Pecco ha spiegato anche la situazione dei due principali rivali per il titolo, ovvero Quartararo ed Aleix Espargarò. 
"Fabio in questo momento è ancora l’uomo da battere, è uno dei piloti più forti in griglia ed è campione del mondo. Ma adesso sono in una situazione migliore di lui, mi sento bene sulla mia moto, so che posso spingere ed attaccare sempre. Lui sta soffrendo di più con la moto. Penso che adesso la mia Ducati sia una moto sia più completa. Se guardiamo agli altri piloti, Aleix è molto costante, ma non riesce sempre a fare la differenza, come ha fatto ad esempio in Argentina. Sinceramente penso che questo campionato sia un po’ strano, credo che il livello a cui siamo sia molto alto, ci sono molte moto davvero veloci ma anche dei piloti che commettono degli errori. Tutto questo ha contribuito ad arrivare dove siamo adesso". 

Qualche battuta anche per Enea Bastianini, il suo futuro compagno di squadra. 

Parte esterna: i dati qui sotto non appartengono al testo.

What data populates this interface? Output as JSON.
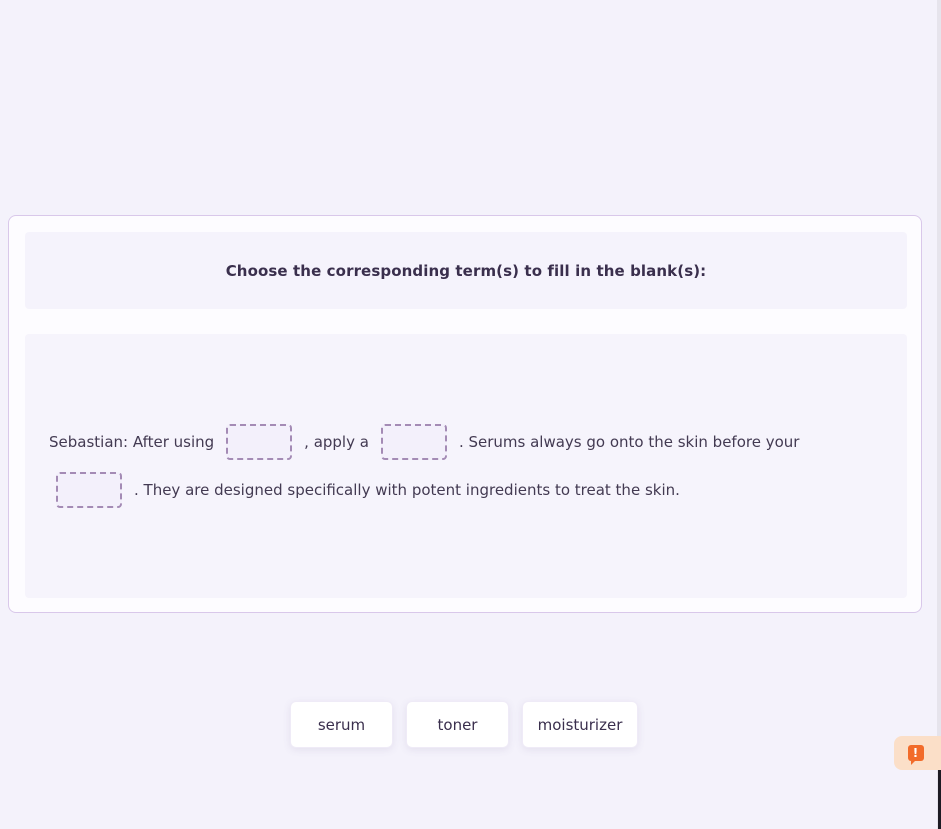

"Penso che Enea sia un ottimo ragazzo, è competitivo e davvero veloce. Dovrà imparare come si lavora in una squadra ufficiale, come ho dovuto fare io quest’anno. Ma è qualcosa che si deve fare, ti porta più responsabilità sulle spalle ed all’inizio non è facile. Ma lui è intelligente e saprà bene cosa fare". 

Infine le considerazioni di Bagnaia riguardo gli ordini di squadra che potrebbero arrivare da parte di Ducati. 
Conosco il mio potenziale e so che posso vincere senza aiuti in gara. Di certo nelle ultime gare, in ottica campionato, qualche aiuto potrebbe aiutare. Ma quest’anno ho vinto sei gare perché sono stato il migliore e non perché qualcuno mi ha lasciato passare. Credo che gli ordini si squadra non siano una cosa sbagliata, ma non è ancora il momento. Cercherò di considerare le gare restanti  come se fossero normali. Mi piacerebbe attaccare e spingere senza pensare troppo al campionato. Voglio solo fare il mio lavoro. Poi quando ci sarà davvero l’ultima possibilità di vincere, penserò a tutto, ma al momento non voglio farlo. L’unico modo possibile per essere felici è vincere. Di certo sarebbe un sogno riuscirci con una moto che non vince un titolo piloti da 15 anni. Sarebbe un qualcosa di incredibile".